Akın Öztürk ve şüpheler

Güler, darbe girişiminin ardından Hava Kuvvetleri Komutanı Akın Öztürk'ün kendisini kurtardığını belirten ifadelerine şüpheyle yaklaştığını dile getirdi. Akıncı Üssü'nde yaşanan olayları anlatan Güler, Akın Öztürk'ün rehin alınmasından haberi olmadığını söylemesine inanmadığını belirtti. Öztürk'ün odada yalnızken gözlerindeki bezi çıkarttığını ve kelepçelerini kestiğini anlattı​.

"Üsteğmen evladımız, hain emir subayını vurdu"

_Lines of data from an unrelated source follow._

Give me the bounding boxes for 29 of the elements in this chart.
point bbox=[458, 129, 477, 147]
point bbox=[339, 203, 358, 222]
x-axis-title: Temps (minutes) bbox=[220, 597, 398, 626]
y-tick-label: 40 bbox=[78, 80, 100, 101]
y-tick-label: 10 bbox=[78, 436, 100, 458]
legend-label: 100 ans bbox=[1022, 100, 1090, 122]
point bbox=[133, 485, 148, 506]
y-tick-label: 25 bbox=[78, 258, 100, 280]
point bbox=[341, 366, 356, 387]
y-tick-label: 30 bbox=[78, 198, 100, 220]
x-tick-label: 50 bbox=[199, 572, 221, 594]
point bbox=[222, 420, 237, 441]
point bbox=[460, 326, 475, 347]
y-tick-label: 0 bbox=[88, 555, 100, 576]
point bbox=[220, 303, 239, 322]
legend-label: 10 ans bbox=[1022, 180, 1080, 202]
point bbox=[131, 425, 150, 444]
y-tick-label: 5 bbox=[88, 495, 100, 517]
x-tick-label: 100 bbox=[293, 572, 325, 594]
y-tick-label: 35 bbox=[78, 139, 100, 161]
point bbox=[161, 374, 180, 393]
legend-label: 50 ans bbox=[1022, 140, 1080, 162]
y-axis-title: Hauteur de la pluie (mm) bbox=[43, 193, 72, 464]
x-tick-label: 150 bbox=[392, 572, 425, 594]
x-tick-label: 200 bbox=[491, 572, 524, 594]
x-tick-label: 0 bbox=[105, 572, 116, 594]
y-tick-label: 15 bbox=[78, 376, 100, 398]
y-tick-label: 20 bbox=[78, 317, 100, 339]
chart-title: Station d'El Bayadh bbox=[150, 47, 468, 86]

Odasında elleri kelepçeli bir şekilde beklerken, emir subayının sivil kıyafetle içeri girdiğini belirten Güler, "Gözlerimi ve ellerimi bağlayarak beni zorla bir araca bindirdiler. Kısa süre sonra, aracın önünde oturan kişinin 'Kapıyı aç, ateş ederim!' diye bağırması üzerine sesinden emir subayım olduğunu ve nizamiyeye geldiğimizi anladım. Karşılıklı bağrışmalar sonrası birkaç el ateş sesi geldi. Hain emir subayım öldü. Odamdan beni sürükleyerek çıkardıkları zaman personelden biri nizamiyeyi arayarak, 'Yaşar Paşa'yı kaçırıyorlar, sakın çıkarmayın' demiş. Genelkurmay Muhafız Tabur Komutanı Yarbayımız; aracın kaputuna yatarak çıkmasına müsaade etmeyeceğini söyledi. Hain emir subayı, kahraman yarbayımızı ateş ederek ağır yaraladı. Bunu gören Muhafız Taburu'ndan üsteğmen evladımız hain emir subayını vurarak öldürdü. O gece beni infaz etmekle görevlendirilen emir subayının öldürülmesi kırılma noktalarından birisiydi" ifadelerini kullandı.

"İnsani muamele yoktu"

"Bir müddet bekledikten sonra helikopterle bilmediğim bir yere götürüldüm. Odaya hapsedildim. F-16'ların seslerini duydum. Darbecilerin merkezi Akıncı Üssü'nde olduğumuzu anladım" diyen Güler, "Gece boyu bir odada ellerim ve gözlerim bağlı kaldım. Bütün ömür boyu yaşadıklarımı gün gün, saat saat hepsini yaşayarak sabahı getirdim. İnsani hiçbir muamele yoktu. Sabaha karşı bomba seslerini duydum. Hainler uçakları bir daha kaldıramasınlar diye bizimkilerin Akıncı Üssü'nün pistini bombaladıklarını düşündüm" şeklinde konuştu.